Beberapa minggu yang lalu, saya ke Bone bone, salah
satu desa terbaikmu. Saat saya melewati jalan kesana, rasanya saya ingin
menangis, terharu. Saya ingin lingkungannya seperti ini terus, asri dan sejuk.
Jangan sekali-kali mengubah peraturan tentang bebas rokok itu. Dimana lagi
nanti orang-orang berhak mendapatkan udara segar?

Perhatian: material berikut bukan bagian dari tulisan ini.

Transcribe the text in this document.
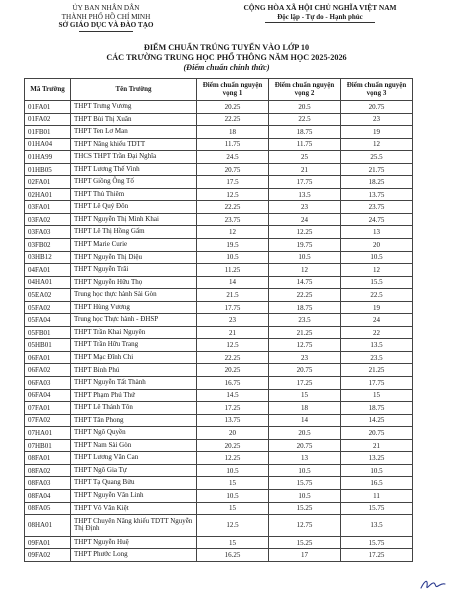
ỦY BAN NHÂN DÂN
THÀNH PHỐ HỒ CHÍ MINH
SỞ GIÁO DỤC VÀ ĐÀO TẠO
CỘNG HÒA XÃ HỘI CHỦ NGHĨA VIỆT NAM
Độc lập - Tự do - Hạnh phúc
ĐIỂM CHUẨN TRÚNG TUYỂN VÀO LỚP 10
CÁC TRƯỜNG TRUNG HỌC PHỔ THÔNG NĂM HỌC 2025-2026
(Điểm chuẩn chính thức)
Mã Trường	Tên Trường	Điểm chuẩn nguyện vọng 1	Điểm chuẩn nguyện vọng 2	Điểm chuẩn nguyện vọng 3
01FA01	THPT Trưng Vương	20.25	20.5	20.75
01FA02	THPT Bùi Thị Xuân	22.25	22.5	23
01FB01	THPT Ten Lơ Man	18	18.75	19
01HA04	THPT Năng khiếu TDTT	11.75	11.75	12
01HA99	THCS THPT Trần Đại Nghĩa	24.5	25	25.5
01HB05	THPT Lương Thế Vinh	20.75	21	21.75
02FA01	THPT Giồng Ông Tố	17.5	17.75	18.25
02HA01	THPT Thủ Thiêm	12.5	13.5	13.75
03FA01	THPT Lê Quý Đôn	22.25	23	23.75
03FA02	THPT Nguyễn Thị Minh Khai	23.75	24	24.75
03FA03	THPT Lê Thị Hồng Gấm	12	12.25	13
03FB02	THPT Marie Curie	19.5	19.75	20
03HB12	THPT Nguyễn Thị Diệu	10.5	10.5	10.5
04FA01	THPT Nguyễn Trãi	11.25	12	12
04HA01	THPT Nguyễn Hữu Thọ	14	14.75	15.5
05EA02	Trung học thực hành Sài Gòn	21.5	22.25	22.5
05FA02	THPT Hùng Vương	17.75	18.75	19
05FA04	Trung học Thực hành - ĐHSP	23	23.5	24
05FB01	THPT Trần Khai Nguyên	21	21.25	22
05HB01	THPT Trần Hữu Trang	12.5	12.75	13.5
06FA01	THPT Mạc Đĩnh Chi	22.25	23	23.5
06FA02	THPT Bình Phú	20.25	20.75	21.25
06FA03	THPT Nguyễn Tất Thành	16.75	17.25	17.75
06FA04	THPT Phạm Phú Thứ	14.5	15	15
07FA01	THPT Lê Thánh Tôn	17.25	18	18.75
07FA02	THPT Tân Phong	13.75	14	14.25
07HA01	THPT Ngô Quyền	20	20.5	20.75
07HB01	THPT Nam Sài Gòn	20.25	20.75	21
08FA01	THPT Lương Văn Can	12.25	13	13.25
08FA02	THPT Ngô Gia Tự	10.5	10.5	10.5
08FA03	THPT Tạ Quang Bửu	15	15.75	16.5
08FA04	THPT Nguyễn Văn Linh	10.5	10.5	11
08FA05	THPT Võ Văn Kiệt	15	15.25	15.75
08HA01	THPT Chuyên Năng khiếu TDTT Nguyễn Thị Định	12.5	12.75	13.5
09FA01	THPT Nguyễn Huệ	15	15.25	15.75
09FA02	THPT Phước Long	16.25	17	17.25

Kemarin didalam sebuah mobil, seorang ibu bertanya
saya orang darimana dan saya menjawab dari Enrekang. Tapi perkataan ibu itu
selanjutnya agak menyentil saya, katanya cara bicara saya sudah tidak
menampakkan bahwa saya bukan orang Enrekang. Apa saya sudah melupakan dialek
saya? Tidak, tentu tidak, saya hanya menyesuaikan keadaan dan mengikuti gaya
orang-orang sekitar. Tapi, saya tidak pernah melupakan dialek bahkan kampung
saya sendiri. Terbukti kalau bertemu satu kampung, kami menyempatkan untuk
terus berbahasa daerah. Betapa puasnya mengeluarkan rindu dalam bentuk
berbahasa daerah.
Salama’
mangulang tanggala kampongku Enrekang. Tattai
kita lako lalang ateku, manna buda kampung pura kuinjai.*
Semoga semakin bertambahnya umur, semakin baik pula
system pemerintahannya, semakin baik dan ramah pulalah penduduknya. Jangan
pernah ada pertikaian antara kita, nai la
tolongki ke Tania sakampongta, tattaki pacegei atitta**
Surat ini agak panjang, siapapun nanti yang
membacakan untukkmu semoga bersabar, hehe. Ini hari ulang tahun, selayaknya
kita bergembira.
Saya baru saja tahu, ternyata didalam lambangmu,
Kabupaten Enrekang terdapat dan
tersiratlah angka-angka keramat bagi kita bangsa Indonesia yaitu :
1. Gambar Biji Padi sebanyak 28
2. Gambar Daun Kopi sebanyak 11
3. Gambar Biji Kopi sebanyak 45
4. Jumlah Gambar sebanyak 8
Kesimpulan : 28 – 11 = 17 jadi 17 – 8 – 45
Wah, saya tidak pernah berpikiran seperti itu.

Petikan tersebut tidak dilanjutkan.